Published: 2/7/2020 6:00:26 PM

Modified: 2/7/2020 6:00:14 PM

When he took the helm at Florence Bank a quarter century ago, John F. Heaps Jr. said this: “I hope to take the bank to the next level.”

In a Gazette news story at the time, the bank’s new president and CEO admitted to not knowing what the “next level” might bring, but he knew that it would focus on customer service, the bank’s employees and the community — the mix of ingredients that has made the independent mutual savings bank successful throughout its 147-year history.

So what happened over the next 25 years under Heap’s watch? Florence Bank has grown to a major employer in the region, nearly doubling its full-time staff to 221. The bank’s capital has grown from $24 million to $161 million, and assets have shot up from $283 million to $1.4 billion. And later this year, Florence Bank will open its 12th branch in the Valley, up from four in 1995.

It’s an understatement to say that Heaps, the longest-serving CEO in Florence Bank’s history, will be a tough act to follow. A bank CEO’s job is part visionary, part strategic planner, part motivator and communicator, part risk-taker and lots of other characteristics less obvious to outsiders. It’s not a combination that often comes together in one person.

Judging from the accolades by community leaders after Heaps announced his pending retirement on May 1 — 25 years to the day he took his current position — he has been hugely successful at all these roles.

Jonathan Wright, owner of Wright Builders Inc., and a commercial customer of the bank, said Heaps is loyal to customers and celebrates their success. “Simple maybe, but unusual,” he said. “For me, it has been loyalty and respect through thick and thin.”

Bob Borawski, president of Borawski Insurance in Northampton and chairman of Florence Bank’s board of directors, said the bank didn’t appreciate who it was hiring at the time.

“We didn’t realize how well known locally he was and the deep roots he had in the community. We really got more than we bargained for — we were really lucky.”

Luck may not be the right word. Florence Bank was the right fit at the right time for a young banker eager to lead an institution so intertwined with the community.

Several leaders, from the former executive director of the Greater Northampton Area Chamber of Commerce to the president of Bay Path University, lauded Heaps for having the community he served at the center of every decision he made. In doing so, he dedicated the bank’s resources and created a culture of community service at the bank.

While he guided the bank through two recessions, including the Great Recession of 2008, and oversaw advances in technology such as mobile banking, those didn’t top his list of accomplishments. Instead, it’s not surprising that Heaps told Gazette reporter Michael Connors last week that he’s most proud of starting the bank’s “Customers’ Choice” program in 2002, which allows customers to vote on which nonprofits will receive grants. The program has provided over $1.1 million to organizations across the region.

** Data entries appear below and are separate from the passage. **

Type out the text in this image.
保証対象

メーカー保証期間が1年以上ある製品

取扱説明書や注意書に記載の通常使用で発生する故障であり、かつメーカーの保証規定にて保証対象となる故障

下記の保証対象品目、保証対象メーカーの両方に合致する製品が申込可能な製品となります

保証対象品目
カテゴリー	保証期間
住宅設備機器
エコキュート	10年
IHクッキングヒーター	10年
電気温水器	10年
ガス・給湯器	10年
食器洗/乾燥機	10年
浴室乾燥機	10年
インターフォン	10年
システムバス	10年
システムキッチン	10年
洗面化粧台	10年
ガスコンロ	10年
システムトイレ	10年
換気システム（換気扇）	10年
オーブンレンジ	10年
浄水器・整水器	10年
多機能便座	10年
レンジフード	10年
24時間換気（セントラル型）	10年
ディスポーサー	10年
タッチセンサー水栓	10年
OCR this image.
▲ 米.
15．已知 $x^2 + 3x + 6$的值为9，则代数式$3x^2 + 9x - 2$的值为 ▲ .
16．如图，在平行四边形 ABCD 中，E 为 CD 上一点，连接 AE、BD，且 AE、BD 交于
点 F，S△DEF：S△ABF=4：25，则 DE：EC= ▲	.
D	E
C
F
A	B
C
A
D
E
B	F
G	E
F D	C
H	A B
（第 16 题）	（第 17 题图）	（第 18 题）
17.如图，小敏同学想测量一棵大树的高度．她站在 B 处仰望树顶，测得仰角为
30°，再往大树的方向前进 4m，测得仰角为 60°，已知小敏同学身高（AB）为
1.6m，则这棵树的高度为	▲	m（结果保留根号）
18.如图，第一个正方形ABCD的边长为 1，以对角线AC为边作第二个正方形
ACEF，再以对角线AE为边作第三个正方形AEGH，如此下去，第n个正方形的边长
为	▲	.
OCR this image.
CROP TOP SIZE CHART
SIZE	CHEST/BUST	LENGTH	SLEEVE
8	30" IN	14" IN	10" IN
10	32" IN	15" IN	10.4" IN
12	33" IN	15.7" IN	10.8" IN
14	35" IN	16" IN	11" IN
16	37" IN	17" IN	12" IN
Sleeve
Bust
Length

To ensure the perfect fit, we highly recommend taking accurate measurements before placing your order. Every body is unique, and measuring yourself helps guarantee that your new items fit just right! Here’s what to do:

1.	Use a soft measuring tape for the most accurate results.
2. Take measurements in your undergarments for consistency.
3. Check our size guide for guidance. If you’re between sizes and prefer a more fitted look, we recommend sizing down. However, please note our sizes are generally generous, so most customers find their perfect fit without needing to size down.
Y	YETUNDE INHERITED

As some bank CEOs around the country only recently have warmed to the idea of building workplaces that are forward-thinking, inclusive and values-based — as chronicled in a 2019 article, “Rise of the next-gen bank CEO,” in American Banker — Heaps did these things instinctually during a career that began in 1971.

After growing up in Springfield, Heaps began his banking career in marketing at Valley Bank, later Bay Bank, in Springfield. In 1987, he was first named a bank president for Bank of Boston, also in Springfield. He was 37 at the time, and the Springfield Union-News reported he was the youngest bank CEO in western Massachusetts.

Today, at 71, Heaps said the time is right to turn the reins of the bank over to his successor, Kevin Day, whom he says shares Florence Bank’s company culture and has confidence that the transition will be smooth.

“The marketplace is wide open for us,” he says.

That’s due in large part of the legacy that Heaps is leaving for future leaders to build on.